The consumer price index (CPI) rose by a slower-than-expected pace last month, but inflation for the full year could surpass the government’s target amid rising global oil and commodity prices, the Directorate-General of Budget, Accounting and Statistics (DGBAS) said yesterday.
Inflation last month expanded 1.1 percent from a year earlier, with food prices — which rose 1.99 percent from a year ago — increasing the fastest, DGBAS section chief Wu Chao-ming (吳昭明) said.
CPI growth last month did not rise as fast as most economists expected because most local companies had not passed on the higher costs of imported raw materials to consumers yet, Wu said, adding that its effect might become evident later this year.
Wu added that inflation could exceed the government’s target of 2 percent for the full year if world fuel and commodity prices were to keep rising.
“Although it [last month’s CPI growth of 1.1 percent] is below our forecast of 1.5 percent as well as consensus estimates of 1.6 percent, overall prices edged higher month-on-month for the seventh time in eight months,” Standard Chartered economist Tony Phoo (符銘財) said in a research note yesterday.

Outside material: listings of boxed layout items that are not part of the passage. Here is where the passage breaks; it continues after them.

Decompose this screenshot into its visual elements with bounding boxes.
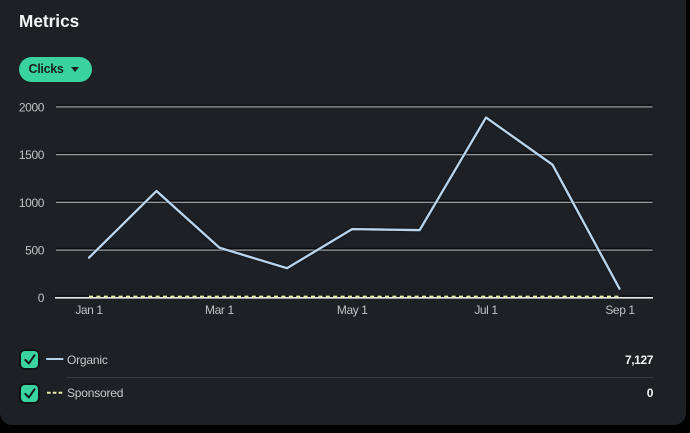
svg-text:Jul 1: Jul 1: [474, 303, 498, 317]
svg-text:May 1: May 1: [337, 303, 368, 317]
svg-text:Sep 1: Sep 1: [605, 303, 635, 317]
svg-text:2000: 2000: [19, 100, 45, 114]
svg-text:500: 500: [25, 244, 45, 258]
svg-text:0: 0: [38, 291, 45, 305]
svg-text:Mar 1: Mar 1: [205, 303, 234, 317]
svg-text:Jan 1: Jan 1: [75, 303, 103, 317]
svg-text:1000: 1000: [19, 196, 45, 210]
svg-text:1500: 1500: [19, 148, 45, 162]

That is an indication that Taiwan is facing inflationary pressure as rising oil and commodity prices would boost the prices of food and transportation cost, Phoo said.
The latest economic data also suggested that the central bank could further tighten monetary policy when policymakers meet late next month to rein in rising domestic pricing pressure, Phoo said.

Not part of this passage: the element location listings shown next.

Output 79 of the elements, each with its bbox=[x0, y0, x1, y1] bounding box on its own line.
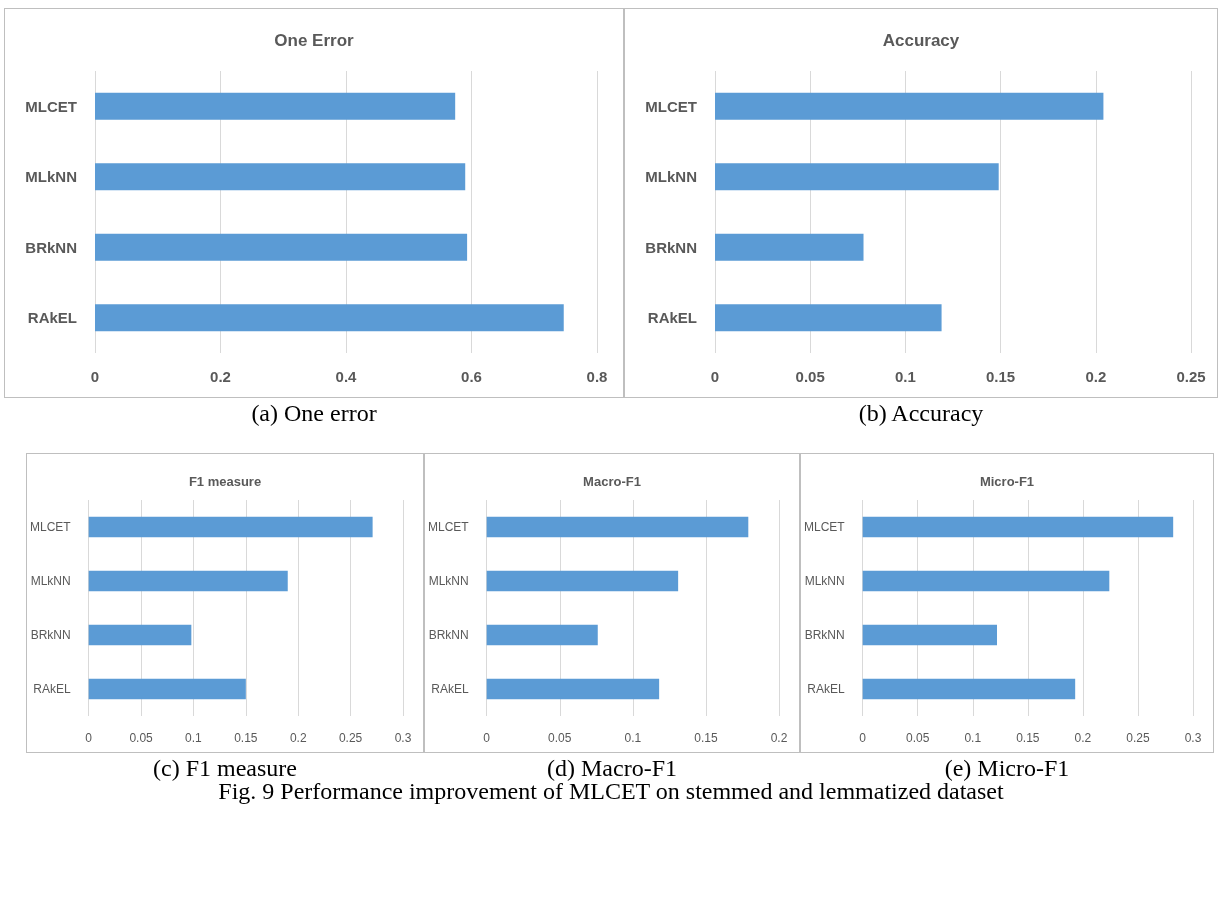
y-tick-label: MLCET bbox=[25, 97, 77, 115]
x-tick-label: 0 bbox=[710, 368, 720, 385]
bar bbox=[862, 516, 1174, 538]
x-tick-label: 0.1 bbox=[185, 731, 203, 745]
x-tick-label: 0.6 bbox=[461, 368, 482, 385]
y-tick-label: MLCET bbox=[30, 520, 72, 534]
y-tick-label: RAkEL bbox=[647, 309, 697, 327]
x-tick-label: 0.8 bbox=[586, 368, 608, 385]
bar bbox=[95, 92, 456, 120]
y-tick-label: RAkEL bbox=[27, 309, 77, 327]
text: (c) F1 measure bbox=[153, 755, 297, 782]
x-tick-label: 0.15 bbox=[1016, 731, 1040, 745]
bar bbox=[95, 304, 564, 332]
x-tick-label: 0.3 bbox=[1184, 731, 1202, 745]
x-tick-label: 0.05 bbox=[129, 731, 154, 745]
y-tick-label: BRkNN bbox=[645, 238, 697, 256]
x-tick-label: 0.2 bbox=[770, 731, 788, 745]
bar bbox=[486, 570, 679, 592]
chart-title: F1 measure bbox=[188, 474, 262, 489]
y-tick-label: BRkNN bbox=[804, 628, 845, 642]
y-tick-label: MLCET bbox=[428, 520, 470, 534]
bar bbox=[88, 624, 192, 646]
x-tick-label: 0.05 bbox=[795, 368, 825, 385]
x-tick-label: 0 bbox=[85, 731, 93, 745]
bar bbox=[862, 624, 997, 646]
x-tick-label: 0.05 bbox=[906, 731, 930, 745]
y-tick-label: MLCET bbox=[804, 520, 846, 534]
y-tick-label: MLkNN bbox=[645, 168, 697, 186]
y-tick-label: MLkNN bbox=[30, 574, 71, 588]
x-tick-label: 0.2 bbox=[1085, 368, 1107, 385]
x-tick-label: 0.2 bbox=[210, 368, 231, 385]
x-tick-label: 0.2 bbox=[1074, 731, 1092, 745]
text: (e) Micro-F1 bbox=[944, 755, 1070, 782]
chart-title: One Error bbox=[274, 31, 355, 50]
bar bbox=[862, 678, 1076, 700]
y-tick-label: BRkNN bbox=[428, 628, 469, 642]
x-tick-label: 0 bbox=[483, 731, 491, 745]
x-tick-label: 0.15 bbox=[986, 368, 1016, 385]
bar bbox=[715, 304, 942, 332]
chart-title: Micro-F1 bbox=[979, 474, 1035, 489]
chart-title: Accuracy bbox=[882, 31, 960, 50]
text: (a) One error bbox=[251, 400, 377, 427]
bar bbox=[486, 624, 598, 646]
x-tick-label: 0.1 bbox=[894, 368, 916, 385]
x-tick-label: 0.1 bbox=[964, 731, 982, 745]
bar bbox=[715, 92, 1104, 120]
y-tick-label: MLkNN bbox=[25, 168, 77, 186]
chart-title: Macro-F1 bbox=[583, 474, 641, 489]
text: (b) Accuracy bbox=[858, 400, 984, 427]
x-tick-label: 0.15 bbox=[694, 731, 718, 745]
y-tick-label: BRkNN bbox=[25, 238, 77, 256]
x-tick-label: 0 bbox=[859, 731, 867, 745]
y-tick-label: MLkNN bbox=[804, 574, 845, 588]
x-tick-label: 0.05 bbox=[548, 731, 572, 745]
x-tick-label: 0.15 bbox=[234, 731, 258, 745]
bar bbox=[715, 233, 864, 261]
x-tick-label: 0.25 bbox=[1126, 731, 1150, 745]
bar bbox=[715, 163, 999, 191]
bar bbox=[862, 570, 1110, 592]
y-tick-label: MLkNN bbox=[428, 574, 469, 588]
bar bbox=[95, 233, 468, 261]
x-tick-label: 0 bbox=[90, 368, 100, 385]
x-tick-label: 0.1 bbox=[624, 731, 642, 745]
y-tick-label: MLCET bbox=[645, 97, 697, 115]
y-tick-label: RAkEL bbox=[807, 682, 845, 696]
bar bbox=[88, 678, 246, 700]
bar bbox=[88, 516, 373, 538]
bar bbox=[486, 516, 749, 538]
bar bbox=[95, 163, 466, 191]
y-tick-label: BRkNN bbox=[30, 628, 71, 642]
x-tick-label: 0.25 bbox=[338, 731, 363, 745]
bar bbox=[486, 678, 660, 700]
x-tick-label: 0.4 bbox=[335, 368, 358, 385]
x-tick-label: 0.2 bbox=[289, 731, 307, 745]
bar bbox=[88, 570, 288, 592]
x-tick-label: 0.25 bbox=[1176, 368, 1206, 385]
y-tick-label: RAkEL bbox=[431, 682, 469, 696]
x-tick-label: 0.3 bbox=[394, 731, 412, 745]
y-tick-label: RAkEL bbox=[33, 682, 71, 696]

The central bank is likely to raise its key interest rate by another 12.5 basis points, he said.
In December, the bank raised the discount rate 12.5 basis points for the third straight quarter to 1.625 percent.
Growth in core CPI — which excludes volatile vegetable, fruit, fish and energy prices — slowed to 0.81 percent last month from a year ago, compared with an increase of 0.99 percent in December.
On a monthly comparison basis, prices were down 0.01 percent last month because of winter promotional discounts, including clothing, the DGBAS said.
The wholesale price index (WPI) also rose 1.64 percent year-on-year, but dropped 0.22 percent from a month earlier because of the 2.78 percent appreciation of the New Taiwan dollar against the US dollar last month, the DGBAS said.
The prices of imported global raw materials remained high last month, with sugar, cotton, copper and tin prices hitting record highs, the DGBAS said.